Sim, com certeza. Esse é um dos principais problemas relacionados às doenças negligenciadas: a falta de interesse da indústria e das instituições no desenvolvimento de pesquisas e em novos tratamentos. A COVID-19 é um exemplo claro de que, quando há recursos, é possível desenvolver muito rapidamente tecnologias médicas para diagnosticar, tratar ou até prevenir, como é o caso da vacina. Só para comparar, os medicamentos usados por pacientes com Chagas foram desenvolvidos nas décadas de 1960 e 1970 para outra doença, mas acabaram sendo utilizados para a enfermidade. No entanto, podem ser altamente tóxicos, provocando muitos efeitos adversos. É óbvio que a população já deveria contar com terapias menos agressivas, mas essa não é a realidade. Como eu disse, doenças que afetam populações em situação de vulnerabilidade não geram o retorno financeiro desejado pelas empresas.
Quais são os tratamentos disponíveis para as pessoas infectadas por essas doenças?
Os tratamentos vão variar muito, porque estamos falando de doenças muito diferentes entre si, causadas por bactérias, vírus e diversos patógenos. Na verdade, quando estamos falando de tratamento para doenças negligenciadas, simplesmente não temos tratamentos adequados. Ou faltam investimentos para melhorar tecnologias de diagnóstico, terapia e prevenção ou não há políticas públicas que tragam benefícios para as populações afetadas.
Em relação às doenças negligenciadas, o governo brasileiro não age em prevenção, pesquisa e investimento em novos tratamentos? O SUS não tem apoio para atender essa população?

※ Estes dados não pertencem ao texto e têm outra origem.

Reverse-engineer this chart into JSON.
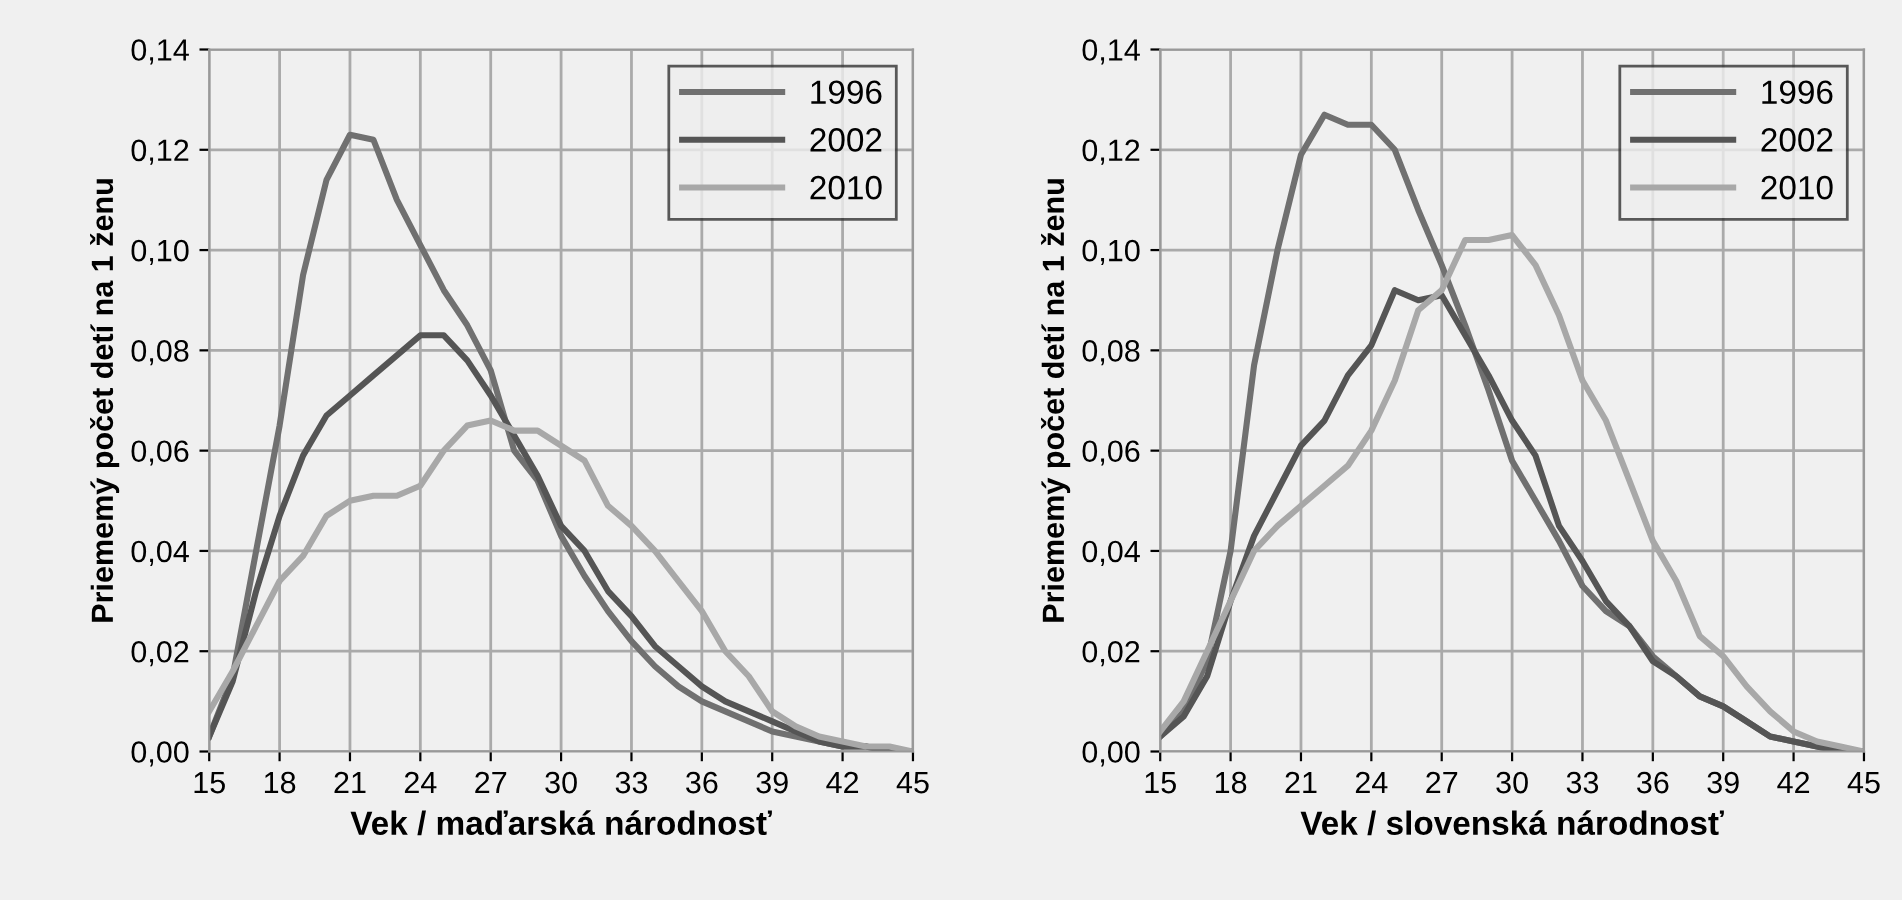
{
  "chart_data": [
    {
      "type": "line",
      "xlabel": "Vek / maďarská národnosť",
      "ylabel": "Priememý počet detí na 1 ženu",
      "x": [
        15,
        16,
        17,
        18,
        19,
        20,
        21,
        22,
        23,
        24,
        25,
        26,
        27,
        28,
        29,
        30,
        31,
        32,
        33,
        34,
        35,
        36,
        37,
        38,
        39,
        40,
        41,
        42,
        43,
        44,
        45
      ],
      "series": [
        {
          "name": "1996",
          "color": "#707070",
          "values": [
            0.003,
            0.015,
            0.04,
            0.065,
            0.095,
            0.114,
            0.123,
            0.122,
            0.11,
            0.101,
            0.092,
            0.085,
            0.076,
            0.06,
            0.054,
            0.043,
            0.035,
            0.028,
            0.022,
            0.017,
            0.013,
            0.01,
            0.008,
            0.006,
            0.004,
            0.003,
            0.002,
            0.001,
            0.001,
            0.0,
            0.0
          ]
        },
        {
          "name": "2002",
          "color": "#555555",
          "values": [
            0.003,
            0.014,
            0.032,
            0.047,
            0.059,
            0.067,
            0.071,
            0.075,
            0.079,
            0.083,
            0.083,
            0.078,
            0.071,
            0.063,
            0.055,
            0.045,
            0.04,
            0.032,
            0.027,
            0.021,
            0.017,
            0.013,
            0.01,
            0.008,
            0.006,
            0.004,
            0.002,
            0.001,
            0.001,
            0.0,
            0.0
          ]
        },
        {
          "name": "2010",
          "color": "#a8a8a8",
          "values": [
            0.008,
            0.016,
            0.025,
            0.034,
            0.039,
            0.047,
            0.05,
            0.051,
            0.051,
            0.053,
            0.06,
            0.065,
            0.066,
            0.064,
            0.064,
            0.061,
            0.058,
            0.049,
            0.045,
            0.04,
            0.034,
            0.028,
            0.02,
            0.015,
            0.008,
            0.005,
            0.003,
            0.002,
            0.001,
            0.001,
            0.0
          ]
        }
      ],
      "xlim": [
        15,
        45
      ],
      "xticks": [
        15,
        18,
        21,
        24,
        27,
        30,
        33,
        36,
        39,
        42,
        45
      ],
      "ylim": [
        0,
        0.14
      ],
      "yticks": [
        {
          "value": 0,
          "label": "0,00"
        },
        {
          "value": 0.02,
          "label": "0,02"
        },
        {
          "value": 0.04,
          "label": "0,04"
        },
        {
          "value": 0.06,
          "label": "0,06"
        },
        {
          "value": 0.08,
          "label": "0,08"
        },
        {
          "value": 0.1,
          "label": "0,10"
        },
        {
          "value": 0.12,
          "label": "0,12"
        },
        {
          "value": 0.14,
          "label": "0,14"
        }
      ],
      "grid": true,
      "legend": "top right"
    },
    {
      "type": "line",
      "xlabel": "Vek / slovenská národnosť",
      "ylabel": "Priememý počet detí na 1 ženu",
      "x": [
        15,
        16,
        17,
        18,
        19,
        20,
        21,
        22,
        23,
        24,
        25,
        26,
        27,
        28,
        29,
        30,
        31,
        32,
        33,
        34,
        35,
        36,
        37,
        38,
        39,
        40,
        41,
        42,
        43,
        44,
        45
      ],
      "series": [
        {
          "name": "1996",
          "color": "#707070",
          "values": [
            0.003,
            0.008,
            0.018,
            0.04,
            0.077,
            0.1,
            0.119,
            0.127,
            0.125,
            0.125,
            0.12,
            0.108,
            0.097,
            0.085,
            0.072,
            0.058,
            0.05,
            0.042,
            0.033,
            0.028,
            0.025,
            0.019,
            0.015,
            0.011,
            0.009,
            0.006,
            0.003,
            0.002,
            0.001,
            0.0,
            0.0
          ]
        },
        {
          "name": "2002",
          "color": "#555555",
          "values": [
            0.003,
            0.007,
            0.015,
            0.03,
            0.043,
            0.052,
            0.061,
            0.066,
            0.075,
            0.081,
            0.092,
            0.09,
            0.091,
            0.083,
            0.075,
            0.066,
            0.059,
            0.045,
            0.038,
            0.03,
            0.025,
            0.018,
            0.015,
            0.011,
            0.009,
            0.006,
            0.003,
            0.002,
            0.001,
            0.0,
            0.0
          ]
        },
        {
          "name": "2010",
          "color": "#a8a8a8",
          "values": [
            0.004,
            0.01,
            0.02,
            0.03,
            0.04,
            0.045,
            0.049,
            0.053,
            0.057,
            0.064,
            0.074,
            0.088,
            0.092,
            0.102,
            0.102,
            0.103,
            0.097,
            0.087,
            0.074,
            0.066,
            0.054,
            0.042,
            0.034,
            0.023,
            0.019,
            0.013,
            0.008,
            0.004,
            0.002,
            0.001,
            0.0
          ]
        }
      ],
      "xlim": [
        15,
        45
      ],
      "xticks": [
        15,
        18,
        21,
        24,
        27,
        30,
        33,
        36,
        39,
        42,
        45
      ],
      "ylim": [
        0,
        0.14
      ],
      "yticks": [
        {
          "value": 0,
          "label": "0,00"
        },
        {
          "value": 0.02,
          "label": "0,02"
        },
        {
          "value": 0.04,
          "label": "0,04"
        },
        {
          "value": 0.06,
          "label": "0,06"
        },
        {
          "value": 0.08,
          "label": "0,08"
        },
        {
          "value": 0.1,
          "label": "0,10"
        },
        {
          "value": 0.12,
          "label": "0,12"
        },
        {
          "value": 0.14,
          "label": "0,14"
        }
      ],
      "grid": true,
      "legend": "top right"
    }
  ]
}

E a iniciativa privada não age porque não dá dinheiro ou interesse?
Dependendo da doença negligenciada, o Ministério da Saúde (MS), por meio do Sistema Único de Saúde (SUS), desenvolve programas em diferentes formatos e com diversos níveis de investimentos. Por exemplo, voltando à doença de Chagas, o governo investiu durante as décadas de 1980, 1990 e 2000 no controle do vetor de transmissão da doença, que é o inseto conhecido como barbeiro. Focando na prevenção, você começa a diminuir a incidência de novos casos. Porém, as pessoas que já foram infectadas, continuam recebendo tratamento inadequado e muitas nem sequer recebem o diagnóstico, porque ninguém se lembra mais de que essa doença existe. Nem mesmo os profissionais de saúde estudam nas faculdades muitas dessas enfermidades. O ideal, e o que a gente esperaria, é que os médicos do Programa Saúde da Família, do SUS, fossem capacitados para diagnosticar e prescrever o tratamento para os seus pacientes. Sobre a iniciativa privada, os investimentos são sempre focados nos projetos mais rentáveis, o que não é o caso das terapias para as doenças negligenciadas.
Como a MSF atua neste cenário? O que mais é preciso ser feito para dar visibilidade às doenças negligenciadas?
O MSF costuma ser uma das únicas organizações que oferecem atendimento direto a pacientes afetados por doenças negligenciadas. Nos últimos 30 anos, nossas equipes trataram centenas de milhares de pacientes com doença de Chagas (tripanossomíase americana), doença do sono (tripanossomíase humana africana) e leishmaniose visceral (LV ou calazar), entre outras enfermidades que afetam as populações em áreas muito remotas e sem acesso à saúde. E é exatamente essa experiência que nos dá legitimidade para falar e buscar soluções para realidades que não podem permanecer negligenciadas. A questão do envenenamento por picada de cobra, por exemplo, foi reconhecida como uma doença negligenciada pela OMS após uma campanha da MSF e de outros atores. Também apoiamos os esforços do governo brasileiro para a criação do Dia Mundial da Doença de Chagas pela OMS, que agora é em 14 de abril. Desde 2019, a data dá visibilidade para a questão e ajuda a trazer para a discussão temas como quais são os compromissos assumidos pelos governos, o que está sendo feito e quais são as políticas públicas que podem ser desenvolvidas para o enfrentamento da doença.